To try to solve the problem, we installed an electric pump, this time from a carbed ZX9. A small pump that generated pressure and then shut down worked perfectly, giving us 1.5 psi at the carb from memory. The problem of running out of fuel on the dyno was solved, and we got a nice string of runs.

Another issue we’d noticed as soon as the JE high comp was installed was a lot of oil coming out of the engine breather. It began as a small tube on the front of the right hand (alternator) engine cover and pushed oil out almost as soon as the engine was started. We initially dealt with it with a catch bottle, but Antony had a very nice alloy breather tank/box made up that sat behind the carb inlets and also provided a back and floor of sorts to the area behind the carbs, essentially creating an airbox in conjunction with the tailpiece at the sides and electrics plate above.

We added another breather outlet to the center of the alternator cover, where there is a removable plug that allows you to turn the crank. This has an M18 x 1.5 threaded fitting with a possible internal hole of 12mm.
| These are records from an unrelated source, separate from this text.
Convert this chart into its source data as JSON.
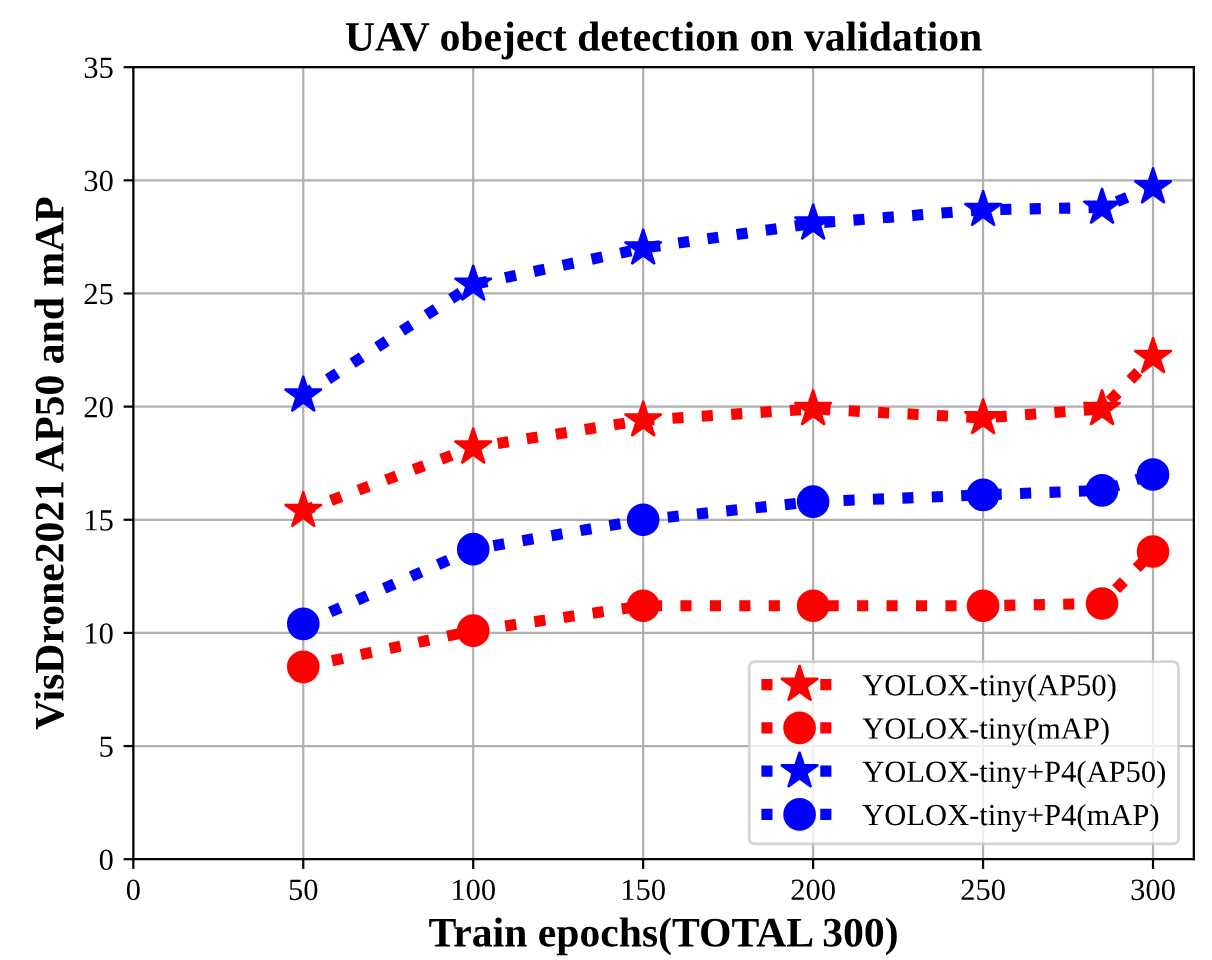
{
  "chart_data": {
    "type": "line",
    "title": "UAV obeject detection on validation",
    "xlabel": "Train epochs(TOTAL 300)",
    "ylabel": "VisDrone2021 AP50 and mAP",
    "x": [
      50,
      100,
      150,
      200,
      250,
      285,
      300
    ],
    "series": [
      {
        "name": "YOLOX-tiny(AP50)",
        "color": "#ff0000",
        "marker": "star",
        "values": [
          15.4,
          18.2,
          19.4,
          19.9,
          19.5,
          19.9,
          22.2
        ]
      },
      {
        "name": "YOLOX-tiny(mAP)",
        "color": "#ff0000",
        "marker": "circle",
        "values": [
          8.5,
          10.1,
          11.2,
          11.2,
          11.2,
          11.3,
          13.6
        ]
      },
      {
        "name": "YOLOX-tiny+P4(AP50)",
        "color": "#0000ff",
        "marker": "star",
        "values": [
          20.5,
          25.4,
          27.0,
          28.1,
          28.7,
          28.8,
          29.7
        ]
      },
      {
        "name": "YOLOX-tiny+P4(mAP)",
        "color": "#0000ff",
        "marker": "circle",
        "values": [
          10.4,
          13.7,
          15.0,
          15.8,
          16.1,
          16.3,
          17.0
        ]
      }
    ],
    "xlim": [
      0,
      312
    ],
    "xticks": [
      0,
      50,
      100,
      150,
      200,
      250,
      300
    ],
    "ylim": [
      0,
      35
    ],
    "yticks": [
      0,
      5,
      10,
      15,
      20,
      25,
      30,
      35
    ],
    "grid": true,
    "legend": "bottom right",
    "line_style": "dotted"
  }
}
We ran about a half-inch tubing from this to a junction block with the original breather outlet, then up to the breather tank behind the carbs.

This larger tubing has approximately twice the ID of the original, which means four times the internal area and is far less likely to be blocked by breathed oil, which is then pushed out by the air behind it. And, with the main outlet perhaps 10mm from the center of the spinning alternator, there would be a centrifuge windage effect inside the cover, assisting in keeping oil out. It certainly worked; there was no oil in the new (clear) tubing, even at the alternator cover outlet. When you consider that this engine changes its crankcase volume by 650cc every 180 degrees of rotation, you can see how important a good breather system is when it regularly revs to 8,000 RPM.
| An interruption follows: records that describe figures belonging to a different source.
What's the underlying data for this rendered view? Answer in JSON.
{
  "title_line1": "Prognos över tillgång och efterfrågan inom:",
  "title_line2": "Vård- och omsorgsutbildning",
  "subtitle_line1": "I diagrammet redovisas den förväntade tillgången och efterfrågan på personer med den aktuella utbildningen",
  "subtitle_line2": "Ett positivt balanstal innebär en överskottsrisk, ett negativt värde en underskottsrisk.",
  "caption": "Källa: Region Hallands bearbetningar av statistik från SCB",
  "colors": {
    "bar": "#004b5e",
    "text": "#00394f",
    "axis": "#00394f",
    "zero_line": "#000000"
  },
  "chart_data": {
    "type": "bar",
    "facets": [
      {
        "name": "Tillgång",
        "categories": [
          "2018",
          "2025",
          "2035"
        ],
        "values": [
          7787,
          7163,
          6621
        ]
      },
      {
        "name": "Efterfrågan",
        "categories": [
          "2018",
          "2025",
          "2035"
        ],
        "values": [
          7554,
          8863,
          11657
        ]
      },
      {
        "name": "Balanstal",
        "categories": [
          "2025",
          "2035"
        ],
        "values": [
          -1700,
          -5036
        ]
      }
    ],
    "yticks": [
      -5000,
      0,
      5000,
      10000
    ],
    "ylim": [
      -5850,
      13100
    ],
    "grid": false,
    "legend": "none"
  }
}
The graphs below demonstrate the progression from standard piston to both high compression pistons. From the original report, green is piped and jet kitted. The red piston is the JE very high comp piston, and the blue piston is the Team Pami 12:1 piston. As you can see, the piston, Mikuni flat slides, and lack of an airbox have increased the midrange while decreasing the top end. The 4,000 RPM dip is simply the Mikuni flat slides coming together after the throttle is pinned. Then comes torque.
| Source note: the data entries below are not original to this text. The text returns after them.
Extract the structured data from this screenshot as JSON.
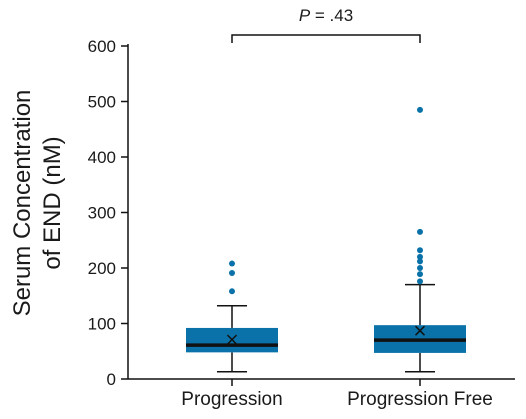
{
  "chart_data": {
    "type": "boxplot",
    "ylabel_line1": "Serum Concentration",
    "ylabel_line2": "of END (nM)",
    "ylim": [
      0,
      600
    ],
    "yticks": [
      "0",
      "100",
      "200",
      "300",
      "400",
      "500",
      "600"
    ],
    "categories": [
      "Progression",
      "Progression Free"
    ],
    "series": [
      {
        "category": "Progression",
        "whisker_low": 13,
        "q1": 48,
        "median": 61,
        "q3": 92,
        "whisker_high": 132,
        "mean": 71,
        "outliers": [
          158,
          191,
          208
        ]
      },
      {
        "category": "Progression Free",
        "whisker_low": 13,
        "q1": 47,
        "median": 70,
        "q3": 97,
        "whisker_high": 170,
        "mean": 87,
        "outliers": [
          176,
          189,
          200,
          212,
          220,
          232,
          265,
          485
        ]
      }
    ],
    "annotation": {
      "italic": "P",
      "text": " = .43"
    },
    "colors": {
      "box": "#0a72a8",
      "median": "#111111",
      "outlier": "#0a72a8",
      "axis": "#111111"
    }
  }
}
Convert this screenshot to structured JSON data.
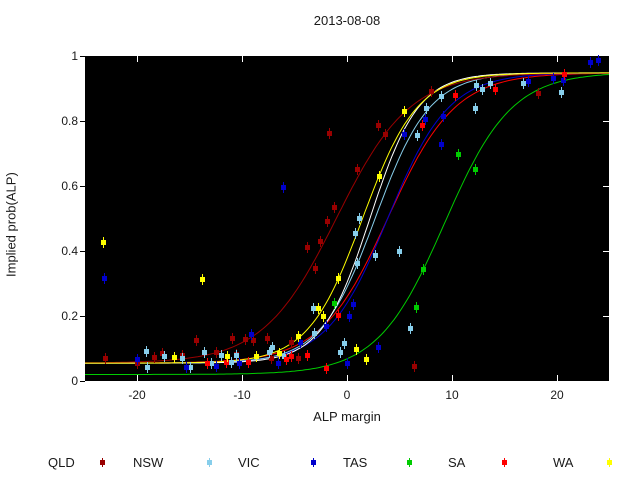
{
  "chart_data": {
    "type": "scatter",
    "title": "2013-08-08",
    "xlabel": "ALP margin",
    "ylabel": "Implied prob(ALP)",
    "xlim": [
      -25,
      25
    ],
    "ylim": [
      0,
      1
    ],
    "x_ticks": [
      -20,
      -10,
      0,
      10,
      20
    ],
    "x_tick_labels": [
      "-20",
      "-10",
      "0",
      "10",
      "20"
    ],
    "y_ticks": [
      0,
      0.2,
      0.4,
      0.6,
      0.8,
      1
    ],
    "y_tick_labels": [
      "0",
      "0.2",
      "0.4",
      "0.6",
      "0.8",
      "1"
    ],
    "grid": false,
    "plot_background": "#000000",
    "legend_position": "bottom",
    "series": [
      {
        "name": "QLD",
        "color": "#990000",
        "points": [
          [
            -23.0,
            0.068
          ],
          [
            -20.0,
            0.055
          ],
          [
            -18.4,
            0.071
          ],
          [
            -17.6,
            0.086
          ],
          [
            -15.7,
            0.08
          ],
          [
            -14.4,
            0.126
          ],
          [
            -12.5,
            0.089
          ],
          [
            -10.9,
            0.132
          ],
          [
            -10.5,
            0.083
          ],
          [
            -9.7,
            0.129
          ],
          [
            -8.9,
            0.126
          ],
          [
            -7.6,
            0.132
          ],
          [
            -7.2,
            0.068
          ],
          [
            -5.3,
            0.117
          ],
          [
            -4.6,
            0.068
          ],
          [
            -3.8,
            0.412
          ],
          [
            -3.0,
            0.345
          ],
          [
            -2.5,
            0.428
          ],
          [
            -1.9,
            0.49
          ],
          [
            -1.7,
            0.763
          ],
          [
            -1.2,
            0.535
          ],
          [
            1.0,
            0.652
          ],
          [
            3.0,
            0.787
          ],
          [
            3.7,
            0.757
          ],
          [
            6.4,
            0.046
          ],
          [
            8.1,
            0.89
          ],
          [
            18.3,
            0.886
          ]
        ]
      },
      {
        "name": "NSW",
        "color": "#87ceeb",
        "points": [
          [
            -19.1,
            0.092
          ],
          [
            -19.0,
            0.043
          ],
          [
            -17.4,
            0.074
          ],
          [
            -15.7,
            0.068
          ],
          [
            -14.9,
            0.043
          ],
          [
            -13.6,
            0.089
          ],
          [
            -12.9,
            0.055
          ],
          [
            -12.0,
            0.08
          ],
          [
            -11.0,
            0.058
          ],
          [
            -10.5,
            0.08
          ],
          [
            -7.4,
            0.089
          ],
          [
            -7.1,
            0.102
          ],
          [
            -6.0,
            0.074
          ],
          [
            -3.2,
            0.224
          ],
          [
            -3.1,
            0.145
          ],
          [
            -0.6,
            0.089
          ],
          [
            -0.2,
            0.114
          ],
          [
            0.8,
            0.455
          ],
          [
            1.0,
            0.363
          ],
          [
            1.2,
            0.5
          ],
          [
            2.7,
            0.387
          ],
          [
            5.0,
            0.4
          ],
          [
            6.1,
            0.163
          ],
          [
            6.7,
            0.754
          ],
          [
            7.6,
            0.84
          ],
          [
            9.0,
            0.874
          ],
          [
            12.3,
            0.84
          ],
          [
            12.4,
            0.908
          ],
          [
            12.9,
            0.898
          ],
          [
            13.7,
            0.914
          ],
          [
            16.8,
            0.914
          ],
          [
            20.5,
            0.889
          ]
        ]
      },
      {
        "name": "VIC",
        "color": "#0000cc",
        "points": [
          [
            -23.1,
            0.314
          ],
          [
            -20.0,
            0.065
          ],
          [
            -15.3,
            0.043
          ],
          [
            -12.5,
            0.046
          ],
          [
            -10.3,
            0.055
          ],
          [
            -9.1,
            0.142
          ],
          [
            -6.5,
            0.055
          ],
          [
            -6.1,
            0.594
          ],
          [
            -4.4,
            0.117
          ],
          [
            -2.0,
            0.169
          ],
          [
            0.0,
            0.055
          ],
          [
            0.2,
            0.197
          ],
          [
            0.6,
            0.234
          ],
          [
            3.0,
            0.102
          ],
          [
            5.5,
            0.76
          ],
          [
            7.5,
            0.806
          ],
          [
            9.0,
            0.729
          ],
          [
            9.2,
            0.815
          ],
          [
            17.3,
            0.923
          ],
          [
            19.7,
            0.932
          ],
          [
            20.7,
            0.926
          ],
          [
            23.2,
            0.98
          ],
          [
            24.0,
            0.985
          ]
        ]
      },
      {
        "name": "TAS",
        "color": "#00cc00",
        "points": [
          [
            -1.2,
            0.24
          ],
          [
            6.6,
            0.227
          ],
          [
            7.3,
            0.342
          ],
          [
            10.6,
            0.698
          ],
          [
            12.3,
            0.652
          ]
        ]
      },
      {
        "name": "SA",
        "color": "#ff0000",
        "points": [
          [
            -13.3,
            0.055
          ],
          [
            -11.5,
            0.058
          ],
          [
            -9.4,
            0.058
          ],
          [
            -5.8,
            0.065
          ],
          [
            -5.3,
            0.074
          ],
          [
            -3.8,
            0.077
          ],
          [
            -2.0,
            0.04
          ],
          [
            -0.8,
            0.203
          ],
          [
            7.2,
            0.785
          ],
          [
            10.4,
            0.88
          ],
          [
            14.2,
            0.898
          ],
          [
            20.8,
            0.942
          ]
        ]
      },
      {
        "name": "WA",
        "color": "#ffff00",
        "points": [
          [
            -23.2,
            0.425
          ],
          [
            -16.5,
            0.071
          ],
          [
            -13.8,
            0.311
          ],
          [
            -11.4,
            0.074
          ],
          [
            -8.6,
            0.074
          ],
          [
            -6.4,
            0.086
          ],
          [
            -4.6,
            0.138
          ],
          [
            -2.7,
            0.224
          ],
          [
            -2.2,
            0.197
          ],
          [
            -0.8,
            0.314
          ],
          [
            0.9,
            0.098
          ],
          [
            1.9,
            0.065
          ],
          [
            3.1,
            0.63
          ],
          [
            5.5,
            0.828
          ]
        ]
      }
    ],
    "curves": [
      {
        "name": "TAS",
        "color": "#00cc00",
        "lower": 0.02,
        "upper": 0.95,
        "x0": 9.3,
        "s": 3.2
      },
      {
        "name": "SA",
        "color": "#ff0000",
        "lower": 0.055,
        "upper": 0.948,
        "x0": 3.9,
        "s": 3.2
      },
      {
        "name": "VIC",
        "color": "#0000cc",
        "lower": 0.055,
        "upper": 0.948,
        "x0": 3.9,
        "s": 2.9
      },
      {
        "name": "NSW",
        "color": "#87ceeb",
        "lower": 0.055,
        "upper": 0.948,
        "x0": 2.7,
        "s": 2.6
      },
      {
        "name": "overall",
        "color": "#ffffff",
        "lower": 0.055,
        "upper": 0.948,
        "x0": 2.2,
        "s": 2.3
      },
      {
        "name": "QLD",
        "color": "#990000",
        "lower": 0.055,
        "upper": 0.948,
        "x0": -1.0,
        "s": 3.5
      },
      {
        "name": "WA",
        "color": "#ffff00",
        "lower": 0.055,
        "upper": 0.948,
        "x0": 1.5,
        "s": 2.6
      }
    ],
    "legend": [
      {
        "label": "QLD",
        "color": "#990000"
      },
      {
        "label": "NSW",
        "color": "#87ceeb"
      },
      {
        "label": "VIC",
        "color": "#0000cc"
      },
      {
        "label": "TAS",
        "color": "#00cc00"
      },
      {
        "label": "SA",
        "color": "#ff0000"
      },
      {
        "label": "WA",
        "color": "#ffff00"
      }
    ]
  }
}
If you read the last paragraph of the original report above, you’ll see that I thought the goal of an extra 10 Hp was unrealistic. The gain at this point is about 8, which surprised me. On the dyno, however, I noticed how the engine revved above 7,000 RPM. We were trying to keep the engine at 8,000 RPM as much as possible, but it would slow down from 6,500 to 7,300 RPM and then rev very quickly from 7,500 to 8,000. Looking at the above curve, you can see that power is still increasing at 8,000 RPM. It’s not much, but it’s still going up.

Based on this, I’d like to try advancing the inlet cams to maintain the 8,000 RPM red line. With the flat power curve above 7,500 RPM, I believe there would be more midrange available without affecting the maximum power output. Perhaps one day we’ll get to try it, hopefully without having to pull the engine out again.